Artikel 4.36 Uitzonderingen aanwijzing milieubelastende activiteiten waterwingebieden

De aanwijzing als bedoeld in Artikel 4.35 geldt niet voor:

  • a.

    het voorhanden hebben, gebruiken en vervoeren van kleine hoeveelheden schadelijke stoffen in, naar en bij een woning of een ander gebouw, op voorwaarde dat:

    • 1.

      er sprake is van een kleine hoeveelheid van die schadelijke stoffen;

    • 2.

      de schadelijke stoffen nodig zijn voor het normale gebruik van de woning of het andere gebouw; en

    • 3.

      de schadelijke stoffen worden bewaard in een deugdelijke verpakking, zodanig dat weersomstandigheden geen invloed hebben op de schadelijke stoffen en er geen risico bestaat op verspreiding of verstuiving;

  • b.

    handelingen met schadelijke stoffen die aanwezig of nodig zijn voor het functioneren van motorvoertuigen, motorwerktuigen of bromfietsen;

  • c.

    het vervoer en het gebruik van middelen ter bestrijding van gladde wegen;

  • d.

    het vervoer van schadelijke stoffen in afgesloten en vloeistofdichte tanks of in een deugdelijke gesloten verpakking en deugdelijk geladen;

  • e.

    het verrichten van werkzaamheden gericht op grondwateronttrekkingen voor de productie van drinkwater;

  • f.

    het uitvoeren van een lozing die is begonnen voordat het gebied waarin de lozing wordt verricht is aangewezen als waterwingebied.

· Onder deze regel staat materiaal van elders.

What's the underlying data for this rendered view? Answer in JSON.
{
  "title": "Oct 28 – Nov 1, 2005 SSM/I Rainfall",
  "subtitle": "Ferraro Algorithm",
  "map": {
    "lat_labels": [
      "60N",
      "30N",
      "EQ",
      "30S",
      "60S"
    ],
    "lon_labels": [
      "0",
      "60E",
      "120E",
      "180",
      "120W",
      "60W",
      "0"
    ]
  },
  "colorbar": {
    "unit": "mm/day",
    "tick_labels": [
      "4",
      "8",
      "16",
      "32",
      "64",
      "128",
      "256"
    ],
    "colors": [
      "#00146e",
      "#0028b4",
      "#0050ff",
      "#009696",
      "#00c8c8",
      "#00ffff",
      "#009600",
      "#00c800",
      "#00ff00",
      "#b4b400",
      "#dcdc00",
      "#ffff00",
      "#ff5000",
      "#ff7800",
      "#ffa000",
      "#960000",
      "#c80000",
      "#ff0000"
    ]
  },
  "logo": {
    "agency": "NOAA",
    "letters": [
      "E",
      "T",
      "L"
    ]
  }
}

Artikel 4.37 Verboden activiteiten in waterwingebieden

Het is verboden een milieubelastende activiteit als bedoeld in Artikel 4.35 te verrichten in een waterwingebied.

Artikel 4.38 Aanwijzing milieubelastende activiteiten grondwaterbeschermingszones

  • 1.

    Als milieubelastende activiteiten in een grondwaterbeschermingszone worden aangewezen het brengen van schadelijke vaste of vloeibare stoffen in of op de bodem en het verrichten van handelingen die dit tot gevolg kan hebben. Hieronder wordt in ieder geval verstaan:

    • a.

      het aanbrengen, in exploitatie brengen of houden van een bodemenergiesysteem voor zover er warmte wordt onttrokken of toegevoegd aan het grondwater;

    • b.

      het oprichten, in exploitatie nemen, houden of gebruiken van een ondergrondse tank voor de opslag van vloeibare aardolieproducten;

    • c.

      het op of in de bodem brengen van zuiveringsslib;

    • d.

      het houden, gebruiken of vervoeren van schadelijke stoffen;

    • e.

      het aanleggen of houden van een werk dat gebruikt kan worden voor het vervoeren, het bergen, het opslaan, het overslaan, het storten of het verzinken van schadelijke stoffen door, op of in de bodem;

    • f.

      het aanleggen, houden of gebruiken van een begraafplaats of een strooiveld in de zin van de Wet op de lijkbezorging of een dierbegraafplaats;

    • g.

      het aanleggen, in exploitatie nemen of houden van een boorput, ook als deze activiteiten hun oorsprong vinden buiten de grondwaterbeschermingszone voor zover deze activiteiten zich uitstrekken in de ondergrond van dit gebied;

    • h.

      het aanleggen, hebben of reconstrueren van wegen, parkeergelegenheden, al dan niet tijdelijk, en terreinen voor gemotoriseerd verkeer, waterwegen of spoorwegen;

    • i.

      het aanleggen, hebben, in exploitatie nemen of exploiteren van kampeergelegenheden, recreatiecentra, of kampementen;

    • j.

      het in of op de bodem brengen of hebben van kadavers;

    • k.

      het uitvoeren van een lozing in de bodem, waaronder diepinfiltratie van regen of oppervlaktewater; en

    • l.

      het toepassen van grond of baggerspecie waarvan de kwaliteit de achtergrondwaarde AW-2000 overschrijdt.

  • 2.

    Als milieubelastende activiteit in een grondwaterbeschermingszone wordt ook aangewezen het aantasten van de slecht doorlatende eigenschappen van bodemlagen en het verrichten van handelingen die dit tot gevolg kan hebben. Hieronder wordt in ieder geval verstaan het dieper dan 3 meter onder het maaiveld roeren van de grond of anderszins werken op of in de bodem uitvoeren of te laten uitvoeren, waarbij ingrepen worden verricht of stoffen worden gebruikt die de beschermende werking van de slecht doorlatende bodemlagen kunnen aantasten.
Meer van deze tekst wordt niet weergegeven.